Tuesday, November 25, 2008

10 Unknown Facts About Thanksgiving

Ladies and Gentlemen, we're going to do things a little differently this week. Instead of sharing ten facts about a celebrity, I thought I'd share ten facts about the upcoming holiday. We have some international readers here, and Thanksgiving (at least as we celebrate it in the U.S.) may not be something they know much about. With that in mind, I thought I'd enlighten everyone about a holiday instead of a person.

First, what is commonly known about Thanksgiving. A long time ago, some settlers from England came to America and got slapped around a bit by nature and their own hubris. They had no food that first winter, no way to stave of the bitter cold they hadn't anticipated. So the local Indians (I know, I know. The P.C. term is "Native American" but at the time they were called either Indians or savages, and Indians sounds nicer.) came and gave them food and blankets. Those who survived the winter cultivated the land, again with some help from the locals. At the first harvest, they threw a big feast celebrating. They drank beer and ate venison and gourds and stuff. And then we stopped celebrating it regularly for a few hundred years until, I believe, the mid(?) twentieth century when the fourth Thursday in November became a federal holiday called "Thanksgiving" where we eat way too much food and (in theory) celebrate things we're thankful for. We also gloss over the dead Indians who were later robbed and killed. We're not so thankful these days for that ordeal.

And now we get to the purpose of the post.

10 Unknown Facts About Thanksgiving:
  1. Prior to eating, the Pilgrims and Indians laid out some cardboard, plugged an iPod into some speakers, and had a b-boy dance off to see who got to sit at the head of the table.
  2. They not only feasted on those foods mentioned above, but they did also feast upon the lambs and sloths and carp and anchovies and orangutans and breakfast cereals and fruit bats and other items as well.
  3. The image of the cornocopia, or horn of plenty, is actually a misinterpretation of the facts.
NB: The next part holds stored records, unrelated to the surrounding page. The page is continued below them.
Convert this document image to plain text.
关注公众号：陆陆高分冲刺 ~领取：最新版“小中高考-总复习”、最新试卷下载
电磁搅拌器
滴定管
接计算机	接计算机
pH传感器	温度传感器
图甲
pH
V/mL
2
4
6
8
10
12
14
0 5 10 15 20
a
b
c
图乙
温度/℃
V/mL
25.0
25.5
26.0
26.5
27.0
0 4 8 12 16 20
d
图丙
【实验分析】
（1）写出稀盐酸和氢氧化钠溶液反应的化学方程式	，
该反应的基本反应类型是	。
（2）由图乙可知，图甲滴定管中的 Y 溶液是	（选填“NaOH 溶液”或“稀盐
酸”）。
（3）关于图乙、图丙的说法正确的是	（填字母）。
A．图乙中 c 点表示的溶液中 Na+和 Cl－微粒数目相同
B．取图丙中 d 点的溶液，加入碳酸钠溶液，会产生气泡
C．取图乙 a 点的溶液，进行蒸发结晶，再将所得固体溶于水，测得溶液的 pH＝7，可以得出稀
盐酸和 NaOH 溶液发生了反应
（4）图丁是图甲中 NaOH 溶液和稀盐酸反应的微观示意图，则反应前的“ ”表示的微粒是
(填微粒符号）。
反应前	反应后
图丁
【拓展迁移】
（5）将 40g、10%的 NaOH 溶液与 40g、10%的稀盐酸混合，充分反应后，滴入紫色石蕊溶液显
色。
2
There was no woven horn filled with foods to feast upon. Rather, Old Man Smythe had a hearing problem, and many people at the table thought it would be fun to try to see what they could throw into his antiquated hearing aid from twenty paces.
  4. After eating, the Indian warriors and the strongest of the Pilgrims (mostly the sailors who brought them there) played a game with an inflated pig bladder in which they each tried to get the ball to the other side of a clearing while the opposing team beat them up. Thus was there an Army-Navy game at the first Thanksgiving (a couple of weeks early, sure, seriously. They had work to do. They couldn't have fun every day.)
  5. One young Pilgrim girl performed magic tricks for the kids and was used to roast marshmellows that night when it got a little colder.
  6. The first Thanksgiving took place at Plymouth, Massachusetts, though after a few too many drinks, Myles Standish declared the village be forever known as "Party Town!" He then fell off the table and vomitted into Old Man Smythe's hearing aid.
  7. The Society section of the newspapers called it "the party of the century" and that "everyone was there." This is an accurate statement, as only fifty-three of one hundred twenty Pilgrims survived the first year and if they didn't show up, they didn't eat that day. Also, they didn't exactly party often, so the bar was set pretty low.
  8. John Smith cooked the deer with his eye lasers. He cooked the vegetables with a cast iron pot.
  9. The Indians were not entirely peaceful. They conducted take semi-military action against the colonists after the Pilgrims went to bed. The pantaloon raid lasted seventeen minutes and resulted in 23 bloomer and petticoat casualties and, according to one Indian in his journal, "showed those Alpha Betas that the tri-Lambs rule the school."
  10. The days after were generally referred to as "No-thanksgiving" as the overstuffed colonists both turned down leftovers and dealt with e. coli from improperly cooked food. As it turns out, eye lasers are not a Safeserv approved means of cooking.
Enjoy Thursday with your family and friends, whether you celebrate Thanksgiving or not.

You have been informed.

2 comments:

Unknown said...

Always good to know what you crazy Americans get up to... it so happens that I am back with my family for this week, so maybe I'll organise a feast, or a b-boying battle. Thanks Truthyman!

Mr. Truth said...

No problems. I really like the idea of the holiday, even if the Super P.C. Police kick down my door in the middle of the night for endorsing it in any way tell me I shouldn't because of the actual events of the holiday.